According to the filing, Imaginamos agreed to develop “wire frames” for the Kuiky application. Once the Kuiky creators had approved the final wire frames, the parties would enter a second agreement under which Imaginamos would develop the actual software code for the application to function, according to the court documents.
The work, the trio claim, ran into a number of delays but the frames were delivered in April 2015. At that point, the plaintiffs said Imaginamos proposed a second contract that would divide the app development work into several phases to take place between April and August 2015.
According to the filing:
“By this time, however, the Kuiky creators had grown increasingly concerned about the repeated delays by the Imaginamos team and the service they were receiving from Imaginamos.
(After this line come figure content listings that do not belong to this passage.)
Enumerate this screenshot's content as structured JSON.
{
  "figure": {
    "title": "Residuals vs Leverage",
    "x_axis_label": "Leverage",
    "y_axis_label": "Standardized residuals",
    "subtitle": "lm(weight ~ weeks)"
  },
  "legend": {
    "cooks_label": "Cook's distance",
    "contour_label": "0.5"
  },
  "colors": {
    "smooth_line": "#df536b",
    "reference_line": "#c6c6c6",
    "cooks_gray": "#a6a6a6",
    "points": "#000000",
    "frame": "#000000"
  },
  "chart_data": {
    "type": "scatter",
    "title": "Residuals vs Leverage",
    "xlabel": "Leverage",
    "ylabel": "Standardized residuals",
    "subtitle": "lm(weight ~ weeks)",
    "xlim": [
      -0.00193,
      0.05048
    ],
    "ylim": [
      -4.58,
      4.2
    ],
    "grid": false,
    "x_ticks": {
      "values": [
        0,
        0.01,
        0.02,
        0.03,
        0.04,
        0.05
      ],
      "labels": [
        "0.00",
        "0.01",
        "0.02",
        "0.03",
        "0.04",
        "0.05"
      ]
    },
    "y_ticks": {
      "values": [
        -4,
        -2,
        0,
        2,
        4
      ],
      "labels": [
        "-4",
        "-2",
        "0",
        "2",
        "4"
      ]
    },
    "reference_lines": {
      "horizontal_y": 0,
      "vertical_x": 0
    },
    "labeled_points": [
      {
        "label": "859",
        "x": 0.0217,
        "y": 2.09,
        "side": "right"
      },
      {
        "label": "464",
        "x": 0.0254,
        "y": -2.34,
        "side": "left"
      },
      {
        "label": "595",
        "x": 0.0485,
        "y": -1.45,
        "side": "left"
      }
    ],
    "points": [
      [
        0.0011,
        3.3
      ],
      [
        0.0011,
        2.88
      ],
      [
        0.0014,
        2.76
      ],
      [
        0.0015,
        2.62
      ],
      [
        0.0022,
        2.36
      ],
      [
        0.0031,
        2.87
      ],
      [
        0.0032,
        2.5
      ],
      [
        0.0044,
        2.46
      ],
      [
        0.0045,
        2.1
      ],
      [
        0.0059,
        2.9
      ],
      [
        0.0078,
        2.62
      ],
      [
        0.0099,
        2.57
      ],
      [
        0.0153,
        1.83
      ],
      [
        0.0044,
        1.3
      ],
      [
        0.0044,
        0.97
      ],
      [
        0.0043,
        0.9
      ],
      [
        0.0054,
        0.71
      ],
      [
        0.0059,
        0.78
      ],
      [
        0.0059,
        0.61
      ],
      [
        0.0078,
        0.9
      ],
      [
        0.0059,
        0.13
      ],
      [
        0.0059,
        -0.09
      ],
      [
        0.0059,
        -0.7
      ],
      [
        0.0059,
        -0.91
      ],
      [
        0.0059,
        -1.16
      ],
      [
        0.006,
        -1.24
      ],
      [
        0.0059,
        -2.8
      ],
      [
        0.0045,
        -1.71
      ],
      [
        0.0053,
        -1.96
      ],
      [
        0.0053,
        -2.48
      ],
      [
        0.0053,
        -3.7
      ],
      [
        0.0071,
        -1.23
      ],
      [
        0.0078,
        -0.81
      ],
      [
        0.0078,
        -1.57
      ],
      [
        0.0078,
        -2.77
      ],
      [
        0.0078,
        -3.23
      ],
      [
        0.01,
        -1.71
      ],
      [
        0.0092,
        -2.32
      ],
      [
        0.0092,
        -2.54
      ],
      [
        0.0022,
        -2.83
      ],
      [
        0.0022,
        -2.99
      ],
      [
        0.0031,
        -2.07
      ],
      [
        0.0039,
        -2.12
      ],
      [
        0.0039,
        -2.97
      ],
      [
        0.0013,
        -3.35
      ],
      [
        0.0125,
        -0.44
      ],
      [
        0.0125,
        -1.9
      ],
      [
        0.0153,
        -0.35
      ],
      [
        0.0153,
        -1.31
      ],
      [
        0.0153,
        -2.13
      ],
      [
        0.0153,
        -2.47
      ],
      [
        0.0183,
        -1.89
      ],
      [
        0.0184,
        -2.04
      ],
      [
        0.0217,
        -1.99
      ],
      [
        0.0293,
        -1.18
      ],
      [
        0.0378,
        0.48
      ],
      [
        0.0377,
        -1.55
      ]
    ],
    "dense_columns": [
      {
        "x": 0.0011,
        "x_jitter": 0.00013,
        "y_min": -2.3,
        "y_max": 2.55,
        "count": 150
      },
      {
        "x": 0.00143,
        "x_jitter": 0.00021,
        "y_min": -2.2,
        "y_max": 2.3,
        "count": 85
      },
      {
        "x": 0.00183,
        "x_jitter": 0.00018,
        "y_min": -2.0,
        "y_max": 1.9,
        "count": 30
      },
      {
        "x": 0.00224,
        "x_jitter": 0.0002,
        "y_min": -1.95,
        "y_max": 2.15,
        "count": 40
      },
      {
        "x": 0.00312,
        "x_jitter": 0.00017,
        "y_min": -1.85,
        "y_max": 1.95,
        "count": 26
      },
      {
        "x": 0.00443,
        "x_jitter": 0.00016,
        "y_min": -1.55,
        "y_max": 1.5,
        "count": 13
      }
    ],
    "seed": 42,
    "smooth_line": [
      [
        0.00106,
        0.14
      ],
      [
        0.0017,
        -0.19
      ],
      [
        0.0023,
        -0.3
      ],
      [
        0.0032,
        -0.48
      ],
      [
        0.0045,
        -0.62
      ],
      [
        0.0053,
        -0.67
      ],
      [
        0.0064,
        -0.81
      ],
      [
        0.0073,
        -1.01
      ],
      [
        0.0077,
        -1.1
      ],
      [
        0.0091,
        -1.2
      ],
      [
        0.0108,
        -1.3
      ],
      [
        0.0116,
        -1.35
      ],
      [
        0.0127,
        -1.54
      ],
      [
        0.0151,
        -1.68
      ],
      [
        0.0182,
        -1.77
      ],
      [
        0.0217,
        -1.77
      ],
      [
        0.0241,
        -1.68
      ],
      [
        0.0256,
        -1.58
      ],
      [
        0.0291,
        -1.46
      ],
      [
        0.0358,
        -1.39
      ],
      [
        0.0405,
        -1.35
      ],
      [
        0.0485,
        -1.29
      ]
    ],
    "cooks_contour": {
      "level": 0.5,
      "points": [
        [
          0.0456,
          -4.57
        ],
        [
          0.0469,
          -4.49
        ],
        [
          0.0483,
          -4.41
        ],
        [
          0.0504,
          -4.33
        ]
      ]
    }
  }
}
Because of these delays and concerns, the Kuiky creators decided to discontinue their relationship with Imaginamos and to try to develop the Kuiky app and business in a different way. The last email between the Imaginamos team and the Kuiky creators is from April 23, 2015, and Plaintiffs are informed and believe and on that basis allege that Rappi S.A.S. was incorporated only days later on April 27, 2015.”
I’ve reached out to Rappi for comment and will update this piece if/when I hear back.
A Unicorn Limps
Since its inception in 2015, Rappi raised a total of about $1.4 billion—including a $200 million Series D in August 2018 that took it to unicorn status, according to the startup’s Crunchbase profile. Yuri Milner’s DST Global led that round, which included participation from existing investors including Sequoia Capital and Andreessen Horowitz (a16z).
Last week, Rappi told Brazil Journal that it would be letting go of about 6 percent of its workforce, over 300 people. The job cuts are taking place just over eight months after Rappi confirmed an investment of “up to $1 billion” from Japanese investment conglomerate SoftBank. The raise, which we covered here, was done at a pre-money valuation of $2.5 billion, according to a Bloomberg report.
The news is the latest in a string of setbacks for SoftBank, which saw a number of its well-funded, high-profile portfolio companies – such as Uber, WeWork, Compass, Zume Pizza and Oyo Hotels – stumble (in a big way) over the last year.